Pela minha experiência, de facto o apreciador de vinhos não faz distinção entre ler Alentejo ou Alentejano no rótulo de uma garrafa de vinho. Já em relação a outras regiões já não poderei dizer o mesmo…
Para a CVRA o principal objectivo da DOC Alentejo é preservar a identidade das suas 8 sub-regiões, enquanto que os vinhos Regional têm a possibilidade de alguma ousadia por parte dos produtores.
Senão vejamos, em 2014, ao conjunto das castas tintas obrigatórias juntaram-se outras bem tradicionais do Alentejo como a Moreto, Tinta Caiada, Tinta Grossa e a Grand Noir. Para além destas, existe uma lista de 47 castas, nacionais e estrangeiras, que podem ser utilizadas na elaboração de vinhos com Denominação de Origem.
Como em todas as outras regiões, um produtor que faça vinho Regional tem maior flexibilidade de escolha de castas, bem como pode ter um maior rendimento de uvas por hectare, entre outras regras mais “suaves”. Por isso muitos produtores mesmo estando nas sub-regiões optam por fazer vinho com o designativo Regional.

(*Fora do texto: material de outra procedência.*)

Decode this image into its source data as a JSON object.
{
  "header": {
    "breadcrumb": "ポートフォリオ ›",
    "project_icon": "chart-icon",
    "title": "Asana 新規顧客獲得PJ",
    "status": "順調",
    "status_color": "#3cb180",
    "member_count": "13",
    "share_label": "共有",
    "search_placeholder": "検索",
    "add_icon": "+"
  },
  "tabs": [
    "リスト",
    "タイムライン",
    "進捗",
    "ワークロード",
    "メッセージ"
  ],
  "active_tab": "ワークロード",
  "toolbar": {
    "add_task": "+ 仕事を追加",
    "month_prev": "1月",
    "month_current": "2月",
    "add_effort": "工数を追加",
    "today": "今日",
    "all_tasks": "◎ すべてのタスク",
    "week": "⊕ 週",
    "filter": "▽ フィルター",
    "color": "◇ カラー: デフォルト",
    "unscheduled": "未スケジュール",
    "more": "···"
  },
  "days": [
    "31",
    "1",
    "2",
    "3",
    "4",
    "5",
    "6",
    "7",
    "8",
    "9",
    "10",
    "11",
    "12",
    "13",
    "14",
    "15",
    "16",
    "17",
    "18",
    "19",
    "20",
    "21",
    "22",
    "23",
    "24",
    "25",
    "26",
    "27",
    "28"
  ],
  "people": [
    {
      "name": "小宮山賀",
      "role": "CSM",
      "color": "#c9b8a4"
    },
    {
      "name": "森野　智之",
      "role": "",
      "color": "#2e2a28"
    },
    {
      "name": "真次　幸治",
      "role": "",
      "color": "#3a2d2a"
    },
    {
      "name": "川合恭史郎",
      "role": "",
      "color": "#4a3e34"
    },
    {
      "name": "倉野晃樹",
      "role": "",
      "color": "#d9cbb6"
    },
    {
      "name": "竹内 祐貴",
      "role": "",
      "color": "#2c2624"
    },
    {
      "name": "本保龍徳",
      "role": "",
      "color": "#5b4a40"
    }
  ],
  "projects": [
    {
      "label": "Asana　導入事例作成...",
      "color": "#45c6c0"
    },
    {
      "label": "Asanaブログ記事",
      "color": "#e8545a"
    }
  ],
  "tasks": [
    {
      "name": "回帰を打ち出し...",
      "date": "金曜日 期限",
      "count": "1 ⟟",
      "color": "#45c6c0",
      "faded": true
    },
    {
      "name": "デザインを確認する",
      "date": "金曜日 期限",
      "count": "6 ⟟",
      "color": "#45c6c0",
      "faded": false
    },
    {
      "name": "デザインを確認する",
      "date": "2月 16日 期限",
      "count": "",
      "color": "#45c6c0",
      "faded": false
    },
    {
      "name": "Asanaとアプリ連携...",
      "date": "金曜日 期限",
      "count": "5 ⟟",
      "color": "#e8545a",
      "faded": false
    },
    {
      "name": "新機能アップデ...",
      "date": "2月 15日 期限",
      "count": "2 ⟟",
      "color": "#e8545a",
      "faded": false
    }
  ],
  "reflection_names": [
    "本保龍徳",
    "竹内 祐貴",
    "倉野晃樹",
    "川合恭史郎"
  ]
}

Na Câmara de Provadores da CVRA não é exigida grande diferença entre termos de qualidade entre vinhos DOC ou Regional.
Muito por causa disto hoje o Alentejo é a região líder no mercado nacional, tanto ao nível da quota de mercado em volume, como em valor, na categoria de vinhos engarrafados.
Aqui podes ver o Workshop de Vinhos que dei no âmbito da Feira do Mel, Queijo e Pão 2022 com a participação de alguns dos produtores.
E agora que já conheces com mais pormenor o concelho e os vinhos de Mértola, a próxima vez que fores comprar ou beber um vinho Alentejano, procura por estes.